Artigo - A Nova Ordem Multilateral e a Agressão ao Brasil: O BRICS no "Canal da História"

17ª Cúpula Anual do BRICS, realizada no Rio de Janeiro nos dias 6 e 7 de julho de 2025, foi mais do que um encontro diplomático. Foi um marco histórico que solidificou a coerência programática de uma nova geopolítica. As deliberações ali tomadas, focadas em multilateralidade, cooperação sem subordinação e autonomia nacional, desenham o contorno de uma nova ordem social em ascensão, desafiando a hegemonia de um sistema unipolar em declínio.

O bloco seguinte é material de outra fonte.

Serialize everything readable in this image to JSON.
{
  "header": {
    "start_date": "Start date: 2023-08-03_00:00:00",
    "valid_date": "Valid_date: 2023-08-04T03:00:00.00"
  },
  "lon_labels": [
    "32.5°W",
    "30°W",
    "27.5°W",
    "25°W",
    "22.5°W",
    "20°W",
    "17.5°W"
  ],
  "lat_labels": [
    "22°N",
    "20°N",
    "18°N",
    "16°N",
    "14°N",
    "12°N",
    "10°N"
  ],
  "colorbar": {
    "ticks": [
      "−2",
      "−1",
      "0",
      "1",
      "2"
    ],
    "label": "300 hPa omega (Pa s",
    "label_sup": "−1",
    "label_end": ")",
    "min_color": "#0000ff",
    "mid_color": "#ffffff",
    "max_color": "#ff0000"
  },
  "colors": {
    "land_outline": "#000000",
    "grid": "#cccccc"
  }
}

No entanto, como um parto difícil, essa transição não ocorre sem dor. A reação agressiva dos Estados Unidos, liderados por uma administração de ultradireita, contra o Brasil serve como um sintoma claro das contradições e das resistências que acompanham a emergência do novo. A investida não é apenas contra o Brasil, mas contra os próprios pilares que o BRICS representa, ecoando a ontogenia de impérios em decadência que lutam para manter o controle, tal como analisado por pensadores como Edgar Morin, ao discutir a complexidade das crises e a necessidade de uma “reforma do pensamento”.

A ofensiva contra o Brasil se manifesta em três frentes principais, revelando a lógica reacionária de um império decadente:

  • Ataque ao sistema jurídico autônomo: A interferência em um sistema judiciário soberano demonstra a tentativa de minar a autonomia das nações. Ao violar o princípio de que um país deve gerir suas próprias leis, a agressão busca desestabilizar as instituições republicanas e enfraquecer a coesão interna.
  • Apoio a lideranças autoritárias: O apoio a grupos neofascistas e autoritários reflete o desejo de manter um perfil ideológico que sustente o status quo obsoleto. Essa tática busca criar divisões e implantar lideranças alinhadas aos interesses hegemônicos, impedindo o avanço de governos que promovam soberania e justiça social.
  • Política de taxação universal (“America First”): A estratégia de impor taxações unilaterais e irrestritas, sob o lema “Make America Great Again” (MAGA), é uma tentativa de remodelar o comércio global a seu favor, desrespeitando acordos e mecanismos multilaterais. Essa abordagem ignora a interdependência econômica e promove uma visão de mundo em que o interesse de uma nação se sobrepõe ao de todas as outras.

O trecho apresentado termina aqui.